Ia banyak menggunakan instrument teoritis untuk mengungkap dan mengurai fakta-fakta di masa lalu tentang kejadian-kejadian atau aktivitas para tokoh dalam sejarah. Dengan konsep epistemologi yang empiris, ia menawarkan paradigma baru historiografi umat Islam yang mencakup berbagai macam topik.

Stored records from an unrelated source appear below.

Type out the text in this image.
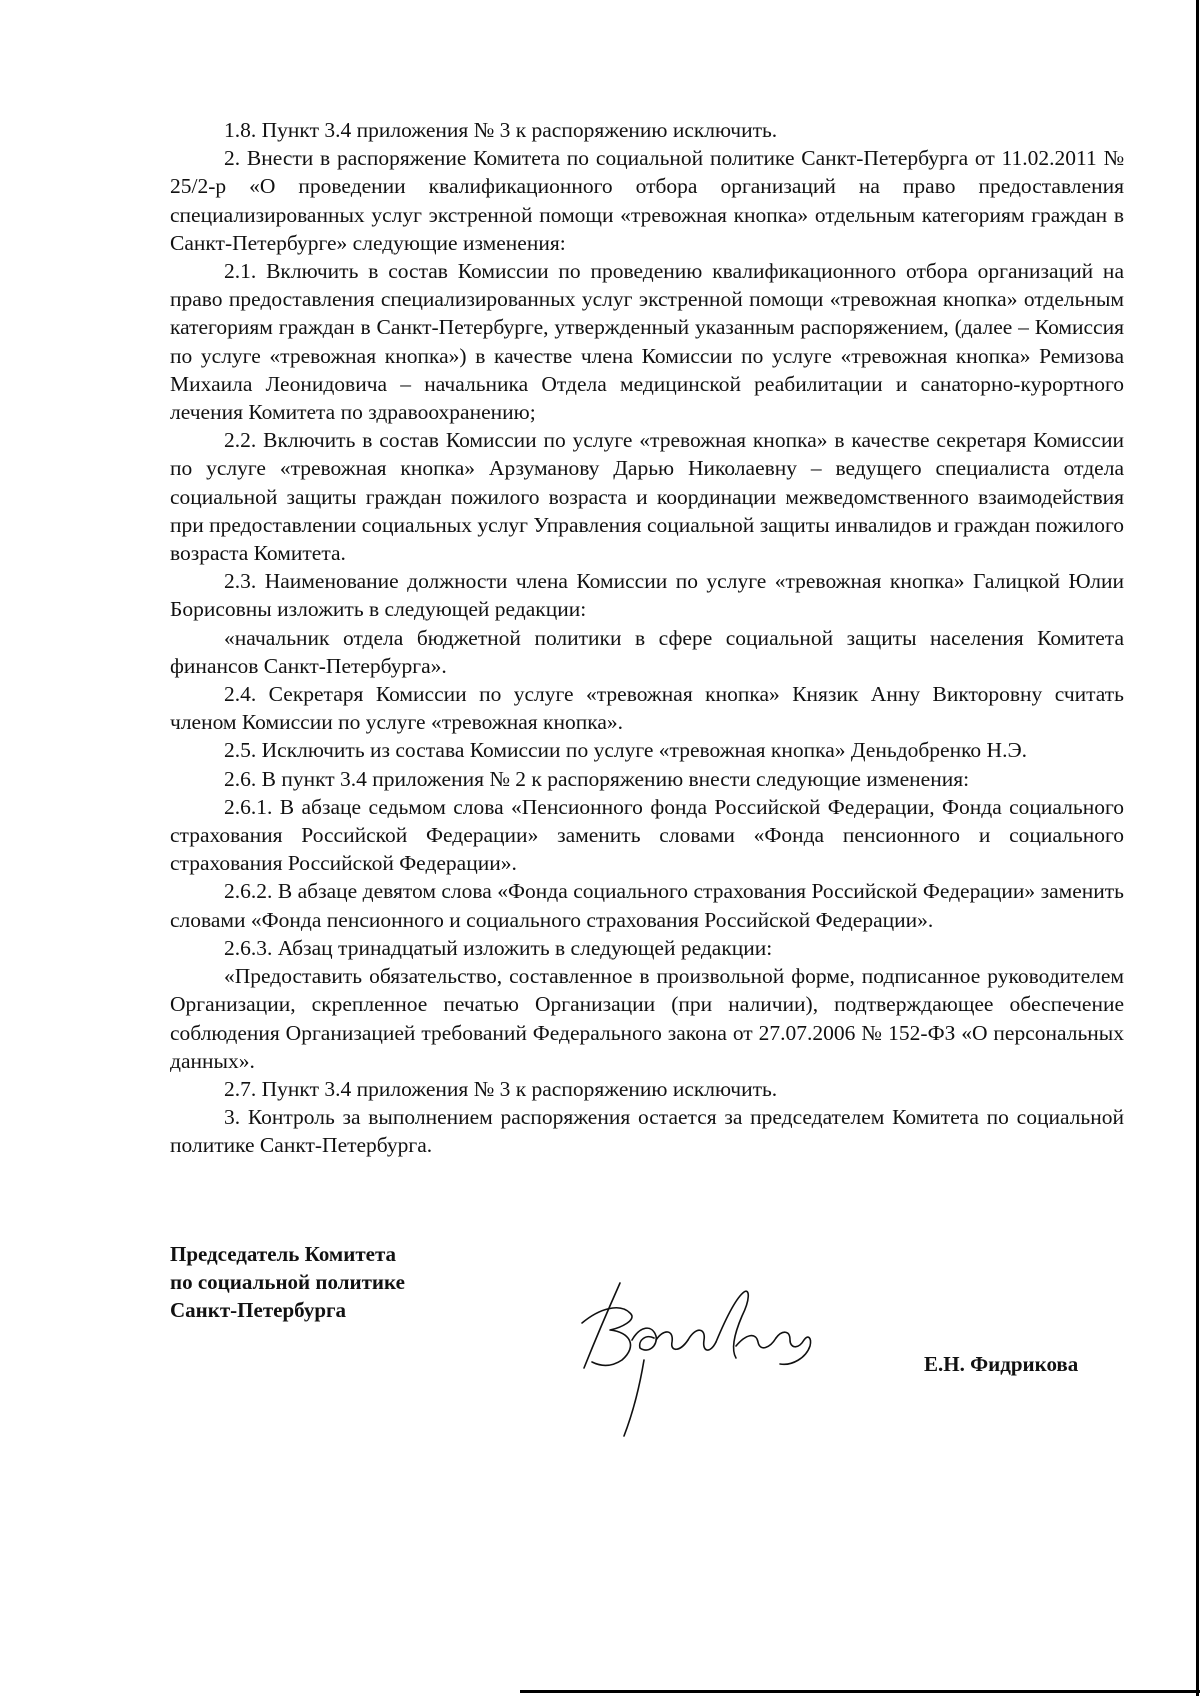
1.8. Пункт 3.4 приложения № 3 к распоряжению исключить.

2. Внести в распоряжение Комитета по социальной политике Санкт-Петербурга от 11.02.2011 № 25/2-р «О проведении квалификационного отбора организаций на право предоставления специализированных услуг экстренной помощи «тревожная кнопка» отдельным категориям граждан в Санкт-Петербурге» следующие изменения:

2.1. Включить в состав Комиссии по проведению квалификационного отбора организаций на право предоставления специализированных услуг экстренной помощи «тревожная кнопка» отдельным категориям граждан в Санкт-Петербурге, утвержденный указанным распоряжением, (далее – Комиссия по услуге «тревожная кнопка») в качестве члена Комиссии по услуге «тревожная кнопка» Ремизова Михаила Леонидовича – начальника Отдела медицинской реабилитации и санаторно-курортного лечения Комитета по здравоохранению;

2.2. Включить в состав Комиссии по услуге «тревожная кнопка» в качестве секретаря Комиссии по услуге «тревожная кнопка» Арзуманову Дарью Николаевну – ведущего специалиста отдела социальной защиты граждан пожилого возраста и координации межведомственного взаимодействия при предоставлении социальных услуг Управления социальной защиты инвалидов и граждан пожилого возраста Комитета.

2.3. Наименование должности члена Комиссии по услуге «тревожная кнопка» Галицкой Юлии Борисовны изложить в следующей редакции:

«начальник отдела бюджетной политики в сфере социальной защиты населения Комитета финансов Санкт-Петербурга».

2.4. Секретаря Комиссии по услуге «тревожная кнопка» Князик Анну Викторовну считать членом Комиссии по услуге «тревожная кнопка».

2.5. Исключить из состава Комиссии по услуге «тревожная кнопка» Деньдобренко Н.Э.

2.6. В пункт 3.4 приложения № 2 к распоряжению внести следующие изменения:

2.6.1. В абзаце седьмом слова «Пенсионного фонда Российской Федерации, Фонда социального страхования Российской Федерации» заменить словами «Фонда пенсионного и социального страхования Российской Федерации».

2.6.2. В абзаце девятом слова «Фонда социального страхования Российской Федерации» заменить словами «Фонда пенсионного и социального страхования Российской Федерации».

2.6.3. Абзац тринадцатый изложить в следующей редакции:

«Предоставить обязательство, составленное в произвольной форме, подписанное руководителем Организации, скрепленное печатью Организации (при наличии), подтверждающее обеспечение соблюдения Организацией требований Федерального закона от 27.07.2006 № 152-ФЗ «О персональных данных».

2.7. Пункт 3.4 приложения № 3 к распоряжению исключить.

3. Контроль за выполнением распоряжения остается за председателем Комитета по социальной политике Санкт-Петербурга.

Председатель Комитета
по социальной политике
Санкт-Петербурга
Е.Н. Фидрикова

Selain Muqaddimah dan Kitabal-‘Ibar wa Diwan al-Mubtada wa al-Khabar di Ayyam al-‘Arab wa al-‘Ajam wa al-Barbar, Ibnu Khaldun juga menulis Lubab al-Muhassal fi Ushul al-Din(Ringkasan Dasar-dasar Agama), Muhassal Afkar al-Mutaqaddimin wa al-Muta’akhkhirin min al-‘Ulama wa al-Hukama wa al-Mutakallimin—ringkasan karya Fakhruddin al-Razi (filosof muslim yang memiliki kecenderungan naturalis dan Syifa’ al-Sa’il(karya tasawuf) (Majid Fakhri, 1987: 146).
***
Selain menulis kitab, Ibnu Khaldun juga banyak mengulas, mereview, dan mengritik karya-karya para filosof sebelumnya. Seperti karya al-Busiri (Kitab Burdah), karya-karya Ibnu Rusyd (tentang logika, aritmatika, dan lain-lain).
Itulah sepenggal riwayat Muqaddimah dan Ibnu Khaldun, seorang politikus yang mengakhiri karirnya dengan menempuh jalan sunyi sebagai seorang intelektual besar. Namanya tetap harum hingga kini, di belahan bumi barat maupun timur.